Serial investor group contributes to Softbank's overall losses of 2.93 trillion Japanese yen

Softbank sign

The Japanese multinational holding company Softbank has posted a first-quarter loss of $21.68 billion from its Vision Fund investment unit. 

It's the second biggest loss the company has reported as the economic climate begins to hit the tech industry, according to CNBC

Vision Fund was set up in 2017 and invests in tech companies, such as Slack, Uber and Nvidia. The 2.93 trillion Japanese yen it consumed contributed to a 3.16 trillion yen net loss. The deficit has been put down to a slump in 'high-growth' stocks due to increasing inflation that has resulted in the US Federal Reserve and other central banks raising interest rates. 

The company has said that it also saw a decline in the share prices of a wide range of its portfolio companies, which are feeling the effects of the global financial downturn. There is a growing concern over a potential economic recession driven by inflation, as well as rising interest rates. 

Softbank is one of the biggest investors in the Swedish pay-later company Klarna, which has already announced cuts to its workforce due to the economic situation. Likewise, Uber is cutting back on spending intending to become a leaner business. 

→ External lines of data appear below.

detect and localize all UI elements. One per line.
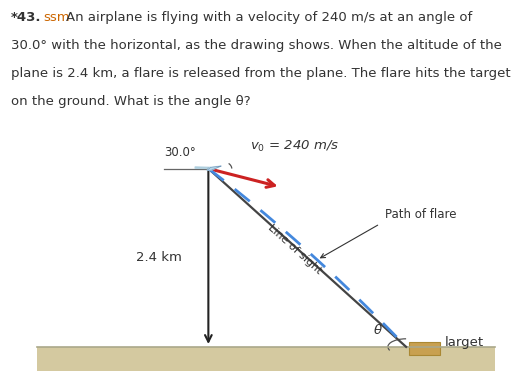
Polygon shape <box>195 167 212 168</box>
Bar <box>409 342 440 355</box>
Text: Line of sight: Line of sight <box>266 223 324 276</box>
Text: *43.: *43. <box>11 11 41 24</box>
Text: plane is 2.4 km, a flare is released from the plane. The flare hits the target: plane is 2.4 km, a flare is released fro… <box>11 67 510 80</box>
Polygon shape <box>207 166 221 170</box>
Text: Path of flare: Path of flare <box>386 208 457 221</box>
Text: θ: θ <box>373 324 382 337</box>
Text: 30.0° with the horizontal, as the drawing shows. When the altitude of the: 30.0° with the horizontal, as the drawin… <box>11 39 501 52</box>
Text: ssm: ssm <box>44 11 70 24</box>
Text: on the ground. What is the angle θ?: on the ground. What is the angle θ? <box>11 95 250 108</box>
Text: 30.0°: 30.0° <box>164 147 196 160</box>
Text: 2.4 km: 2.4 km <box>136 251 182 264</box>
Text: An airplane is flying with a velocity of 240 m/s at an angle of: An airplane is flying with a velocity of… <box>66 11 473 24</box>
Text: larget: larget <box>445 336 484 349</box>
Text: $v_0$ = 240 m/s: $v_0$ = 240 m/s <box>250 139 339 154</box>
Bar <box>37 347 494 371</box>
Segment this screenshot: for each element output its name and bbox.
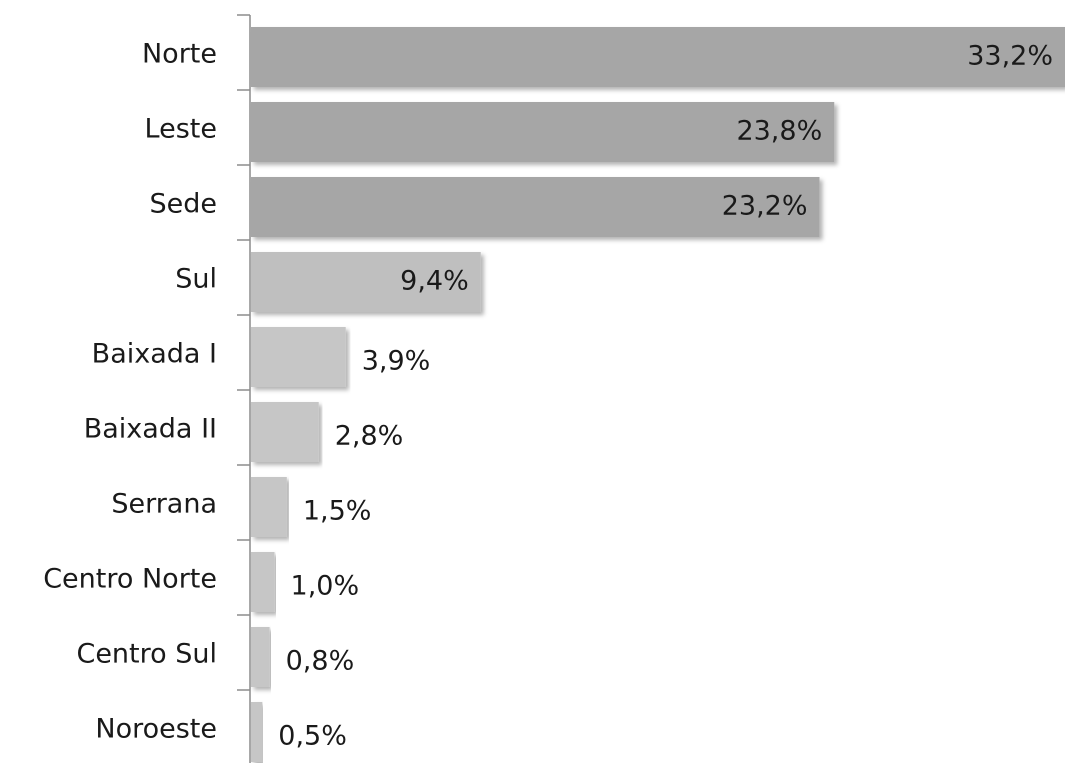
bar — [251, 702, 263, 762]
value-label: 0,5% — [278, 721, 347, 752]
category-label: Baixada II — [84, 414, 217, 445]
category-label: Centro Sul — [76, 639, 217, 670]
value-label: 23,2% — [722, 191, 808, 222]
category-label: Sede — [150, 189, 218, 220]
value-label: 33,2% — [967, 41, 1053, 72]
category-label: Centro Norte — [43, 564, 217, 595]
bar — [251, 552, 275, 612]
category-label: Serrana — [111, 489, 217, 520]
value-label: 2,8% — [335, 421, 404, 452]
bar — [251, 102, 835, 162]
value-label: 23,8% — [736, 116, 822, 147]
value-label: 1,0% — [291, 571, 360, 602]
category-label: Noroeste — [95, 714, 217, 745]
category-label: Norte — [142, 39, 217, 70]
value-label: 1,5% — [303, 496, 372, 527]
category-label: Baixada I — [92, 339, 217, 370]
bar — [251, 177, 820, 237]
bar — [251, 402, 319, 462]
bar — [251, 627, 270, 687]
bar — [251, 252, 481, 312]
bar — [251, 477, 287, 537]
bar — [251, 327, 346, 387]
category-label: Sul — [175, 264, 217, 295]
value-label: 9,4% — [400, 266, 469, 297]
value-label: 3,9% — [362, 346, 431, 377]
bar — [251, 27, 1065, 87]
value-label: 0,8% — [286, 646, 355, 677]
category-label: Leste — [145, 114, 217, 145]
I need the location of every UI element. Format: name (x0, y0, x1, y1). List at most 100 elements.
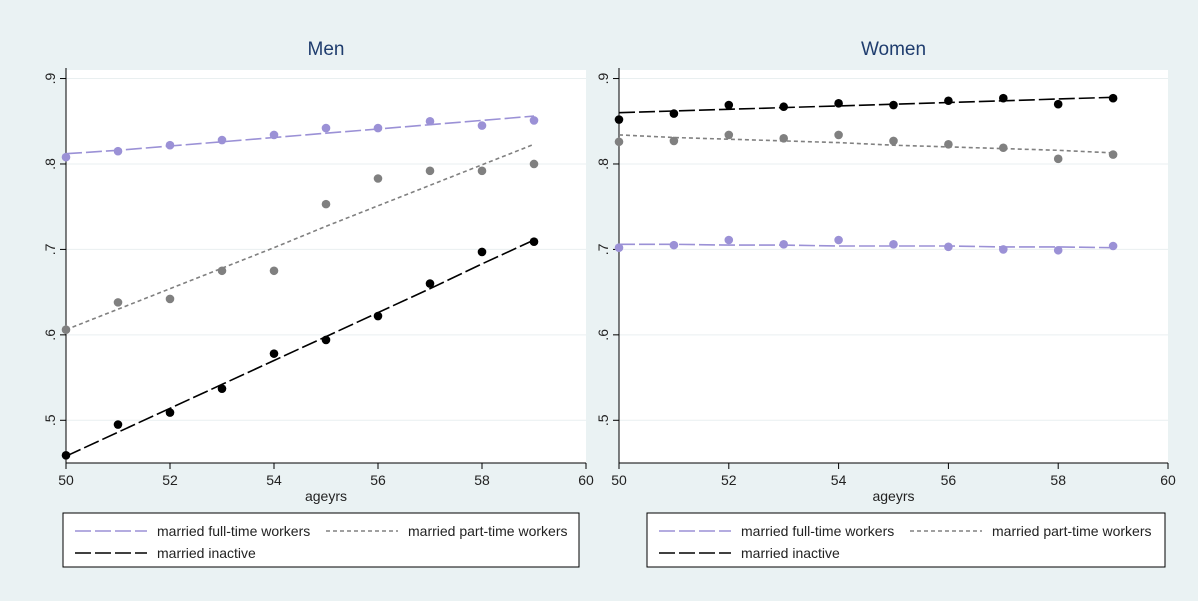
chart-title: Women (861, 39, 926, 60)
data-point-married-part-time-workers (999, 143, 1008, 153)
y-tick-label: .7 (595, 243, 611, 255)
data-point-married-full-time-workers (724, 235, 734, 245)
legend-label: married full-time workers (741, 523, 894, 539)
chart-title: Men (308, 39, 345, 60)
data-point-married-full-time-workers (614, 243, 624, 253)
data-point-married-full-time-workers (999, 245, 1008, 254)
data-point-married-full-time-workers (889, 239, 898, 249)
legend-label: married full-time workers (157, 523, 310, 539)
x-tick-label: 54 (266, 472, 282, 488)
women-panel: Women .5 .6 .7 .8 .9 50 52 54 56 58 60 ageyrs married… (595, 7, 1191, 594)
data-point-married-full-time-workers (669, 240, 679, 250)
data-point-married-part-time-workers (269, 266, 279, 276)
legend-label: married inactive (741, 545, 840, 561)
data-point-married-part-time-workers (779, 134, 788, 143)
data-point-married-part-time-workers (321, 199, 331, 209)
data-point-married-inactive (669, 109, 679, 118)
x-tick-label: 58 (1050, 472, 1066, 488)
data-point-married-inactive (724, 100, 734, 110)
data-point-married-part-time-workers (165, 294, 175, 304)
data-point-married-inactive (999, 93, 1008, 103)
y-tick-label: .6 (42, 329, 58, 341)
data-point-married-inactive (217, 384, 227, 393)
fit-line-married-inactive (618, 96, 1114, 114)
data-point-married-part-time-workers (724, 130, 734, 140)
y-tick-label: .9 (595, 72, 611, 84)
data-point-married-inactive (779, 102, 788, 112)
data-point-married-part-time-workers (529, 159, 539, 169)
data-point-married-full-time-workers (425, 116, 435, 126)
data-point-married-inactive (373, 311, 383, 321)
data-point-married-inactive (165, 408, 175, 417)
data-point-married-inactive (889, 100, 898, 110)
data-point-married-part-time-workers (944, 140, 953, 149)
data-point-married-full-time-workers (321, 123, 331, 133)
men-panel: Men .5 .6 .7 .8 .9 50 52 54 56 58 60 ageyrs married f… (7, 7, 594, 594)
data-point-married-full-time-workers (529, 116, 539, 125)
fit-line-married-full-time-workers (65, 115, 535, 155)
x-tick-label: 52 (721, 472, 737, 488)
plot-area (619, 70, 1168, 463)
x-tick-label: 60 (578, 472, 594, 488)
data-point-married-part-time-workers (834, 130, 843, 140)
data-point-married-full-time-workers (944, 242, 953, 252)
fit-line-married-part-time-workers (618, 134, 1114, 154)
data-point-married-part-time-workers (61, 325, 71, 335)
y-tick-label: .8 (42, 158, 58, 170)
x-tick-label: 58 (474, 472, 490, 488)
y-tick-label: .7 (42, 243, 58, 255)
data-point-married-inactive (614, 115, 624, 124)
y-tick-label: .6 (595, 329, 611, 341)
x-tick-label: 60 (1160, 472, 1176, 488)
data-point-married-full-time-workers (113, 146, 123, 156)
data-point-married-full-time-workers (269, 130, 279, 140)
x-tick-label: 50 (58, 472, 74, 488)
legend-label: married part-time workers (408, 523, 567, 539)
data-point-married-inactive (1053, 99, 1063, 109)
fit-line-married-inactive (65, 239, 535, 457)
x-tick-label: 56 (370, 472, 386, 488)
data-point-married-full-time-workers (834, 235, 843, 245)
data-point-married-inactive (477, 247, 487, 257)
legend-label: married part-time workers (992, 523, 1151, 539)
data-point-married-full-time-workers (165, 140, 175, 150)
legend-box (62, 512, 580, 568)
data-point-married-part-time-workers (425, 166, 435, 176)
data-point-married-full-time-workers (217, 135, 227, 145)
data-point-married-inactive (425, 279, 435, 288)
data-point-married-full-time-workers (779, 239, 788, 249)
data-point-married-part-time-workers (113, 298, 123, 307)
data-point-married-part-time-workers (669, 136, 679, 146)
legend-box (646, 512, 1166, 568)
data-point-married-full-time-workers (373, 123, 383, 133)
data-point-married-part-time-workers (614, 137, 624, 147)
legend-label: married inactive (157, 545, 256, 561)
y-tick-label: .5 (595, 414, 611, 426)
data-point-married-part-time-workers (477, 166, 487, 176)
x-axis-label: ageyrs (872, 488, 914, 504)
data-point-married-part-time-workers (217, 266, 227, 276)
data-point-married-full-time-workers (1108, 241, 1118, 251)
y-tick-label: .5 (42, 414, 58, 426)
data-point-married-full-time-workers (477, 121, 487, 130)
data-point-married-inactive (529, 237, 539, 247)
x-axis-label: ageyrs (305, 488, 347, 504)
data-point-married-inactive (113, 420, 123, 429)
data-point-married-inactive (61, 451, 71, 460)
plot-area (66, 70, 586, 463)
data-point-married-inactive (321, 335, 331, 345)
x-tick-label: 52 (162, 472, 178, 488)
data-point-married-part-time-workers (1108, 150, 1118, 159)
x-tick-label: 56 (941, 472, 957, 488)
y-tick-label: .8 (595, 158, 611, 170)
data-point-married-full-time-workers (1053, 245, 1063, 255)
data-point-married-inactive (944, 96, 953, 106)
data-point-married-part-time-workers (373, 174, 383, 183)
data-point-married-part-time-workers (1053, 154, 1063, 164)
x-tick-label: 50 (611, 472, 627, 488)
data-point-married-inactive (1108, 93, 1118, 103)
y-tick-label: .9 (42, 72, 58, 84)
data-point-married-inactive (834, 99, 843, 108)
data-point-married-part-time-workers (889, 136, 898, 146)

"After earnings, I spent several days meeting investors in New York and Boston," Khosrowshahi told staff in a meeting back in May, according to CNBC. "It's clear that the market is experiencing a seismic shift and we need to react accordingly."

Similar sentiments have been expressed by much larger tech giants, such as Google, Microsoft and Oracle, all of which have announced plans to slow down hiring and even assess their headcounts. 

It appears that the rapid growth of the tech industry, which skyrocketed during the pandemic, has peaked and is now on a downward trend. Some economists may put this down to market correction, though there is a suggestion that the latest tech 'bubble' has burst, similar to the dot.com boom and bust.